De Luca, C, Kharaeva, Z, Raskovic, D, Pastore, P, Luci, A, Korkina, L
Nutrition (Burbank, Los Angeles County, Calif.). 2012;(5):509-14
Abstract
OBJECTIVE Host defense and latency determinants in viral recurrent dermatologic infections are not entirely understood, as conventional protocols are inadequate to achieve fast healing and relapse prevention. Endogenously produced oxygen/nitrogen reactive species (ROS/RNS) are essential for antiviral immune defense, while their excess may aggravate skin inflammation. Here, we sought a nutritional approach capable of controlling ROS/RNS balance to accelerate recovery and inhibit recurrences of two mucocutaneous chronic DNA-virus infections. METHODS Two controlled clinical trials evaluated the feasibility of ROS/RNS-modulating nutriceutical dosages of coenzyme Q(10), RRR-α-tocopherol, selenium aspartate, and L-methionine associated with established therapies. Clinical trial 1 evaluated 68 patients with relapsing human papillomavirus skin warts treated with cryotherapy followed by 180 d of nutriceutical/placebo administration. Clinical trial 2 compared the combination of acyclovir followed by 90 d of nutriceutical administration versus acyclovir alone in patients with recurrences of herpes simplex genitalis (n = 60) or herpes zoster (n = 29).
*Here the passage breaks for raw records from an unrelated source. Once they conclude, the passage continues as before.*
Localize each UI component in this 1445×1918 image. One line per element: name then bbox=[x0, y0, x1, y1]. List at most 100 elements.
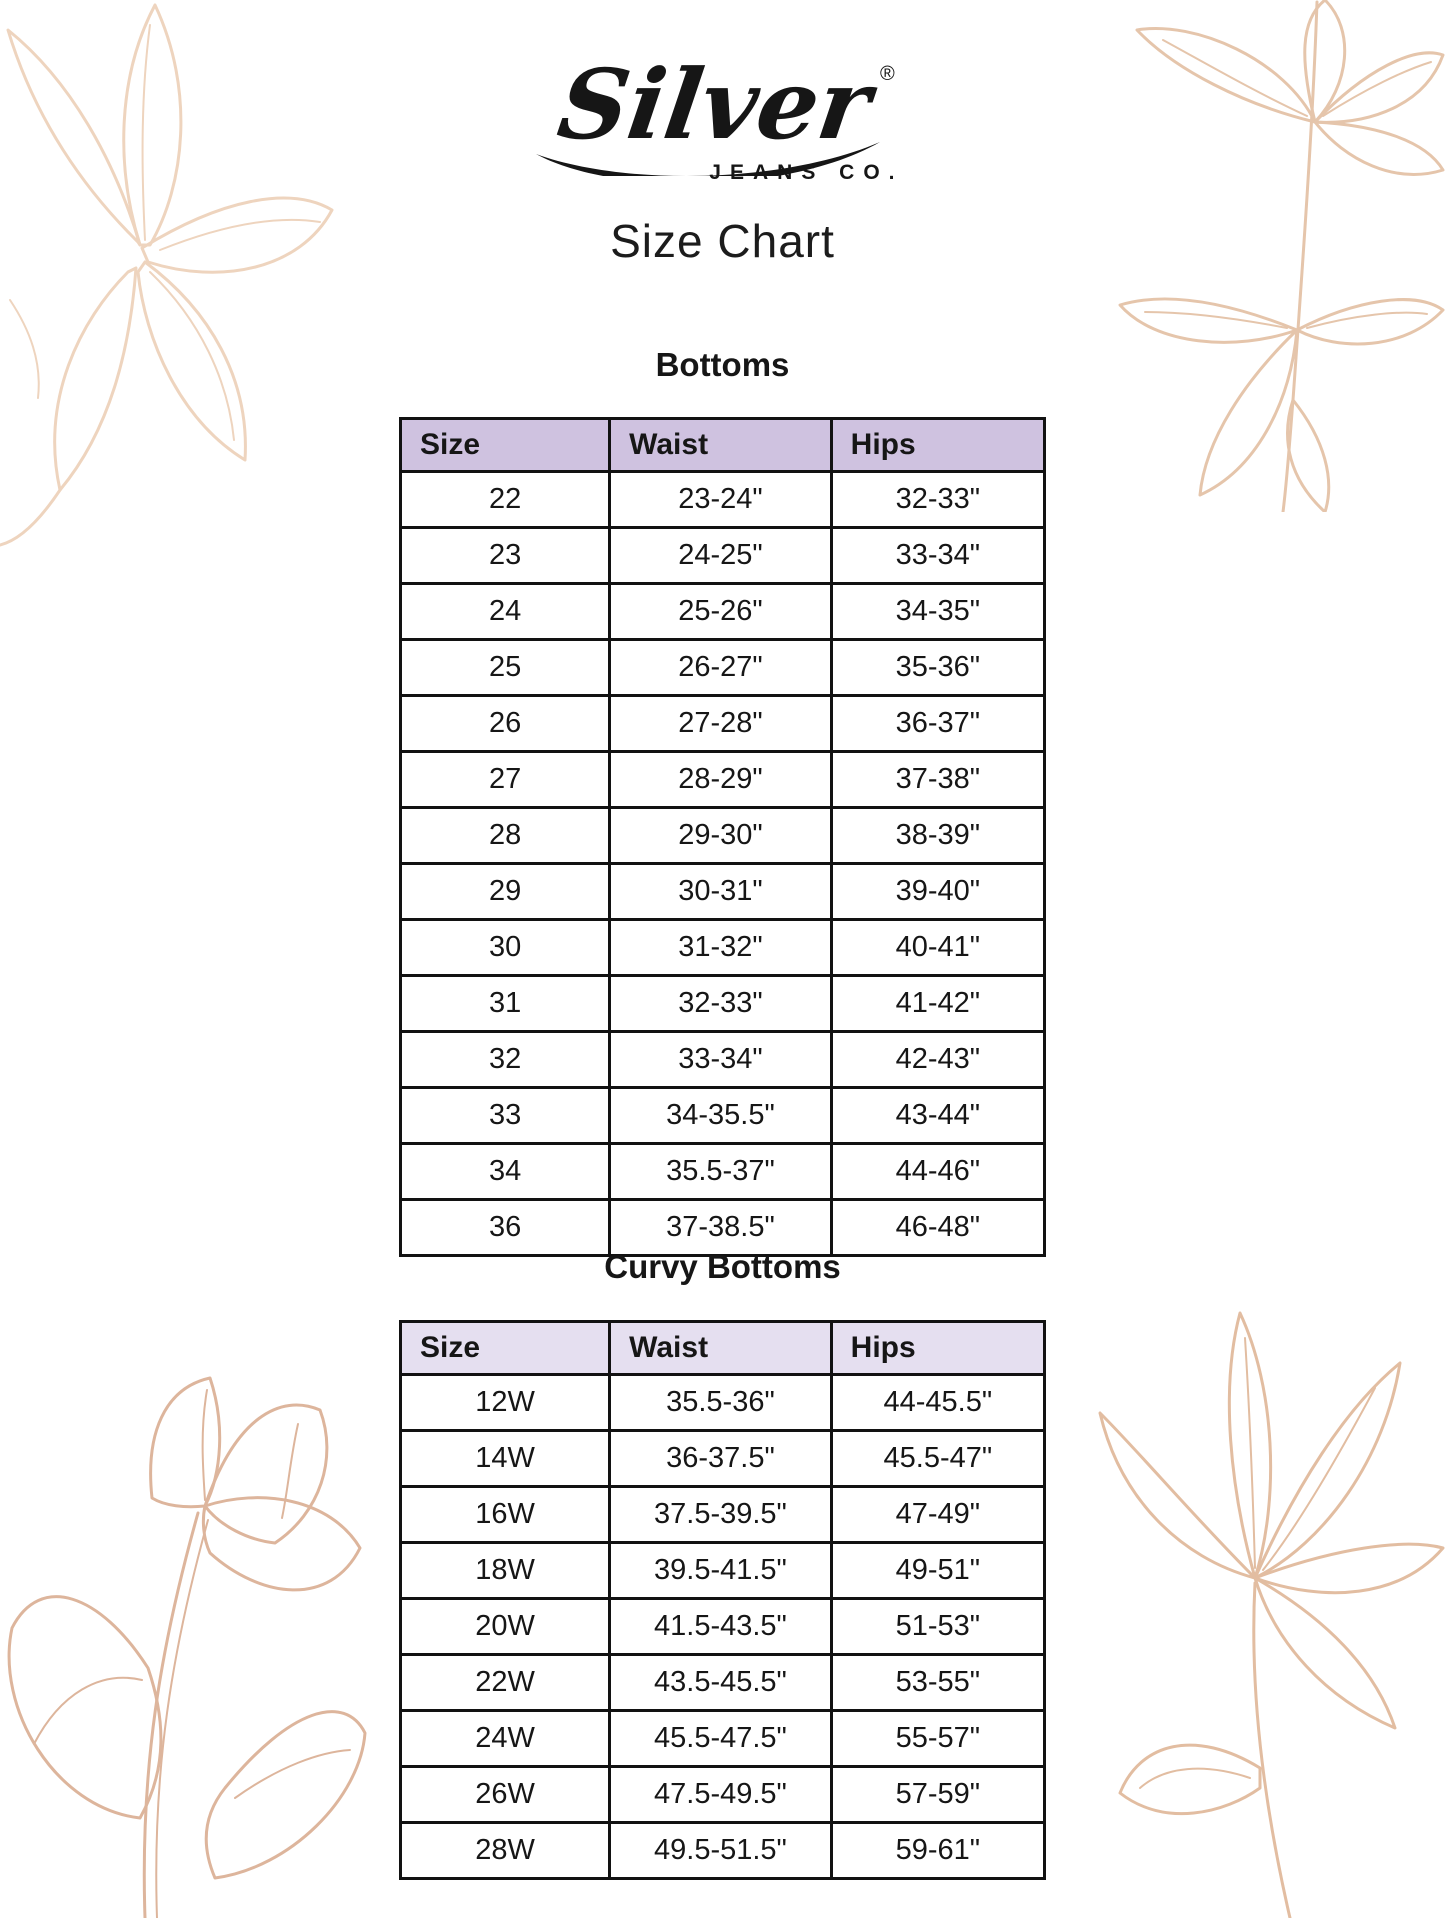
table-cell: 27-28" bbox=[608, 694, 833, 753]
table-cell: 16W bbox=[398, 1485, 612, 1544]
table-cell: 45.5-47.5" bbox=[608, 1709, 833, 1768]
table-cell: 33-34" bbox=[829, 526, 1047, 585]
table-row: 33 34-35.5" 43-44" bbox=[398, 1086, 1047, 1145]
table-cell: 28W bbox=[398, 1821, 612, 1880]
table-cell: 26-27" bbox=[608, 638, 833, 697]
table-cell: 14W bbox=[398, 1429, 612, 1488]
table-row: 34 35.5-37" 44-46" bbox=[398, 1142, 1047, 1201]
table-row: 14W 36-37.5" 45.5-47" bbox=[398, 1429, 1047, 1488]
table-cell: 43.5-45.5" bbox=[608, 1653, 833, 1712]
table-cell: 26 bbox=[398, 694, 612, 753]
table-row: 24 25-26" 34-35" bbox=[398, 582, 1047, 641]
table-cell: 39.5-41.5" bbox=[608, 1541, 833, 1600]
bottoms-section-heading: Bottoms bbox=[655, 346, 790, 383]
table-row: 23 24-25" 33-34" bbox=[398, 526, 1047, 585]
table-row: 22 23-24" 32-33" bbox=[398, 470, 1047, 529]
table-row: 22W 43.5-45.5" 53-55" bbox=[398, 1653, 1047, 1712]
table-cell: 24-25" bbox=[608, 526, 833, 585]
table-cell: 46-48" bbox=[829, 1198, 1047, 1257]
column-header: Hips bbox=[829, 417, 1047, 473]
table-row: 25 26-27" 35-36" bbox=[398, 638, 1047, 697]
table-cell: 31 bbox=[398, 974, 612, 1033]
table-row: 36 37-38.5" 46-48" bbox=[398, 1198, 1047, 1257]
silver-script-logo-icon: Silver ® bbox=[535, 47, 895, 184]
table-header-row: Size Waist Hips bbox=[398, 417, 1047, 473]
table-cell: 25-26" bbox=[608, 582, 833, 641]
logo-wordmark: Silver bbox=[551, 47, 883, 160]
table-row: 28 29-30" 38-39" bbox=[398, 806, 1047, 865]
table-cell: 35-36" bbox=[829, 638, 1047, 697]
table-cell: 42-43" bbox=[829, 1030, 1047, 1089]
table-cell: 44-45.5" bbox=[829, 1373, 1047, 1432]
table-cell: 34-35" bbox=[829, 582, 1047, 641]
table-cell: 20W bbox=[398, 1597, 612, 1656]
table-row: 12W 35.5-36" 44-45.5" bbox=[398, 1373, 1047, 1432]
table-cell: 43-44" bbox=[829, 1086, 1047, 1145]
table-row: 26 27-28" 36-37" bbox=[398, 694, 1047, 753]
column-header: Waist bbox=[608, 417, 833, 473]
silver-jeans-logo: Silver ® JEANS CO. bbox=[528, 46, 918, 185]
table-cell: 57-59" bbox=[829, 1765, 1047, 1824]
table-cell: 24W bbox=[398, 1709, 612, 1768]
table-cell: 34-35.5" bbox=[608, 1086, 833, 1145]
table-row: 29 30-31" 39-40" bbox=[398, 862, 1047, 921]
leaf-branch-line-art-top-right-icon bbox=[1118, 0, 1445, 512]
table-cell: 33 bbox=[398, 1086, 612, 1145]
table-cell: 36-37" bbox=[829, 694, 1047, 753]
table-cell: 35.5-37" bbox=[608, 1142, 833, 1201]
table-row: 30 31-32" 40-41" bbox=[398, 918, 1047, 977]
table-row: 31 32-33" 41-42" bbox=[398, 974, 1047, 1033]
table-cell: 27 bbox=[398, 750, 612, 809]
table-cell: 33-34" bbox=[608, 1030, 833, 1089]
table-cell: 32-33" bbox=[608, 974, 833, 1033]
table-cell: 49.5-51.5" bbox=[608, 1821, 833, 1880]
table-row: 27 28-29" 37-38" bbox=[398, 750, 1047, 809]
table-cell: 41.5-43.5" bbox=[608, 1597, 833, 1656]
column-header: Hips bbox=[829, 1320, 1047, 1376]
table-cell: 30 bbox=[398, 918, 612, 977]
table-cell: 35.5-36" bbox=[608, 1373, 833, 1432]
table-cell: 31-32" bbox=[608, 918, 833, 977]
table-cell: 22 bbox=[398, 470, 612, 529]
floral-line-art-bottom-right-icon bbox=[1098, 1311, 1445, 1918]
table-cell: 40-41" bbox=[829, 918, 1047, 977]
floral-line-art-top-left-icon bbox=[0, 3, 334, 547]
table-cell: 38-39" bbox=[829, 806, 1047, 865]
table-row: 16W 37.5-39.5" 47-49" bbox=[398, 1485, 1047, 1544]
table-cell: 49-51" bbox=[829, 1541, 1047, 1600]
curvy-bottoms-size-table: Size Waist Hips 12W 35.5-36" 44-45.5" 14W 36-37… bbox=[398, 1320, 1047, 1880]
table-cell: 36-37.5" bbox=[608, 1429, 833, 1488]
curvy-bottoms-section-heading: Curvy Bottoms bbox=[604, 1248, 841, 1285]
table-cell: 59-61" bbox=[829, 1821, 1047, 1880]
table-row: 18W 39.5-41.5" 49-51" bbox=[398, 1541, 1047, 1600]
table-cell: 24 bbox=[398, 582, 612, 641]
table-cell: 37-38" bbox=[829, 750, 1047, 809]
tulip-line-art-bottom-left-icon bbox=[7, 1376, 367, 1918]
table-cell: 39-40" bbox=[829, 862, 1047, 921]
table-cell: 53-55" bbox=[829, 1653, 1047, 1712]
logo-swoosh bbox=[535, 142, 880, 184]
table-cell: 22W bbox=[398, 1653, 612, 1712]
table-cell: 44-46" bbox=[829, 1142, 1047, 1201]
table-row: 20W 41.5-43.5" 51-53" bbox=[398, 1597, 1047, 1656]
page-title: Size Chart bbox=[610, 215, 835, 267]
table-cell: 37.5-39.5" bbox=[608, 1485, 833, 1544]
table-cell: 23 bbox=[398, 526, 612, 585]
table-cell: 23-24" bbox=[608, 470, 833, 529]
table-row: 28W 49.5-51.5" 59-61" bbox=[398, 1821, 1047, 1880]
table-cell: 32-33" bbox=[829, 470, 1047, 529]
table-cell: 25 bbox=[398, 638, 612, 697]
table-row: 26W 47.5-49.5" 57-59" bbox=[398, 1765, 1047, 1824]
table-cell: 29 bbox=[398, 862, 612, 921]
table-cell: 55-57" bbox=[829, 1709, 1047, 1768]
table-cell: 12W bbox=[398, 1373, 612, 1432]
table-cell: 28-29" bbox=[608, 750, 833, 809]
table-cell: 41-42" bbox=[829, 974, 1047, 1033]
table-cell: 47-49" bbox=[829, 1485, 1047, 1544]
column-header: Size bbox=[398, 1320, 612, 1376]
table-cell: 32 bbox=[398, 1030, 612, 1089]
table-cell: 37-38.5" bbox=[608, 1198, 833, 1257]
table-cell: 45.5-47" bbox=[829, 1429, 1047, 1488]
Viral DNA levels were assessed by polymer chain reaction, biomarkers of antiviral defense (peroxynitrite and IFNα/γ) and antioxidant capacity (lipophilic antioxidants and glutathione) were assayed by biochemical/enzyme-linked immunosorbent assay techniques in blood fractions. RESULTS In both trials, the nutriceutical induced significantly faster healing (P < 0.01-0.05) with reduced incidence of relapses (P < 0.05) as compared to control groups, which was confirmed by decreased viral load and increased antiviral cytokine and peroxynitrite plasma levels. Plasma antioxidant capacity was higher (P < 0.01) in the experimental versus control groups. CONCLUSIONS Results document positive clinical outcomes of the selected nutriceutical associated with conventional protocols in the management of relapsing mucocutaneous human papillomavirus and herpes infections.